Among of the lesser known features of academic life are the weird overlappings generated by its endemic time lags. We tend to plan things much in advance, and the whole process of research and publishing can take aeons, even when you find what you're looking for and someone likes it. The authors we read in books and journal articles only seem close; in fact they're like stars whose light has taken years to reach us. If they're not already dead, they have almost certainly moved on to new research.
A very wise scholar from Trieste named Nadia once told me that the key virtue of academic life was the ability to revive or at least to feign interest in things you cared about years and years ago; she reckoned it usually took about ten years from the time you finished working on something for someone to invite you to speak on it! It's certainly true that things keep coming back to nag you long after you've moved on to greener pastures - as drafts requiring revision, as proofs requiring checking, and then, if you're lucky, as citations in other works, invites to conferences, or even interested prospective graduate students. That's if your lucky. In my experience, sending things out is more commonly like dropping them down a well - no point waiting to hear the splash from the bottom. And if you are lucky enough to hear a splash, it will be from some other well down which you dropped some other thing you can barely remember, years ago!
I mention all this because I've just sent off the revision of the talk I gave at Academia Sinica. (The photos are of art from their campus.) Remember? I went to Taiwan in November for what turned out to be a surreal experience of non-inclusion, every other paper delivered in Mandarin and my various attempts to secure summaries or translations even of the titles falling on deaf sinocentric ears. This essay of mine (whose English title is "Theodicy, disenchantment, and Confucianism's place in the theory of religion," for what it's worth) may see print relatively quickly, but it will do me no good. Translated into Chinese it will join the others in perpetual inaccessibility!
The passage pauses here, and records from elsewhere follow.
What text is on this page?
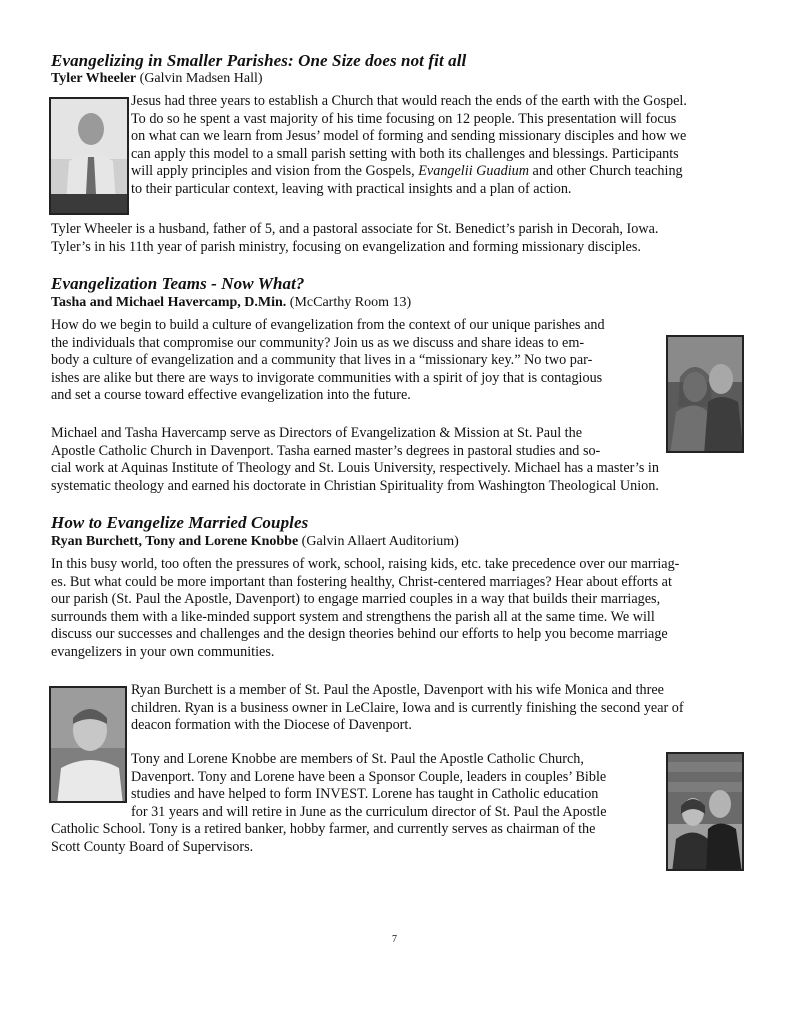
Evangelizing in Smaller Parishes: One Size does not fit all
Tyler Wheeler (Galvin Madsen Hall)
Jesus had three years to establish a Church that would reach the ends of the earth with the Gospel.
To do so he spent a vast majority of his time focusing on 12 people. This presentation will focus
on what can we learn from Jesus’ model of forming and sending missionary disciples and how we
can apply this model to a small parish setting with both its challenges and blessings. Participants
will apply principles and vision from the Gospels, Evangelii Guadium and other Church teaching
to their particular context, leaving with practical insights and a plan of action.
Tyler Wheeler is a husband, father of 5, and a pastoral associate for St. Benedict’s parish in Decorah, Iowa.
Tyler’s in his 11th year of parish ministry, focusing on evangelization and forming missionary disciples.
Evangelization Teams - Now What?
Tasha and Michael Havercamp, D.Min. (McCarthy Room 13)
How do we begin to build a culture of evangelization from the context of our unique parishes and
the individuals that compromise our community? Join us as we discuss and share ideas to em-
body a culture of evangelization and a community that lives in a “missionary key.” No two par-
ishes are alike but there are ways to invigorate communities with a spirit of joy that is contagious
and set a course toward effective evangelization into the future.
Michael and Tasha Havercamp serve as Directors of Evangelization & Mission at St. Paul the
Apostle Catholic Church in Davenport. Tasha earned master’s degrees in pastoral studies and so-
cial work at Aquinas Institute of Theology and St. Louis University, respectively. Michael has a master’s in
systematic theology and earned his doctorate in Christian Spirituality from Washington Theological Union.
How to Evangelize Married Couples
Ryan Burchett, Tony and Lorene Knobbe (Galvin Allaert Auditorium)
In this busy world, too often the pressures of work, school, raising kids, etc. take precedence over our marriag-
es. But what could be more important than fostering healthy, Christ-centered marriages? Hear about efforts at
our parish (St. Paul the Apostle, Davenport) to engage married couples in a way that builds their marriages,
surrounds them with a like-minded support system and strengthens the parish all at the same time. We will
discuss our successes and challenges and the design theories behind our efforts to help you become marriage
evangelizers in your own communities.
Ryan Burchett is a member of St. Paul the Apostle, Davenport with his wife Monica and three
children. Ryan is a business owner in LeClaire, Iowa and is currently finishing the second year of
deacon formation with the Diocese of Davenport.
Tony and Lorene Knobbe are members of St. Paul the Apostle Catholic Church,
Davenport. Tony and Lorene have been a Sponsor Couple, leaders in couples’ Bible
studies and have helped to form INVEST. Lorene has taught in Catholic education
for 31 years and will retire in June as the curriculum director of St. Paul the Apostle
Catholic School. Tony is a retired banker, hobby farmer, and currently serves as chairman of the
Scott County Board of Supervisors.
7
I feel a bit strange about the whole thing, like I'm just going through the motions. I don't think it's a bad essay, but I confess I didn't work as hard on it as I might have. If they showed so little interest in engaging me while I was in Taipei, what reason is there to think anyone will actually read the darn thing?! On the other hand, thanks to it I might get invited to some conference in China in 2017 and finally find out what that symposium in 2006 was about!
I need hardly mention the near-miss overlap of my putting the finishing touches on an essay about Chinese religion with an arm aching from last-minute vaccinations for India!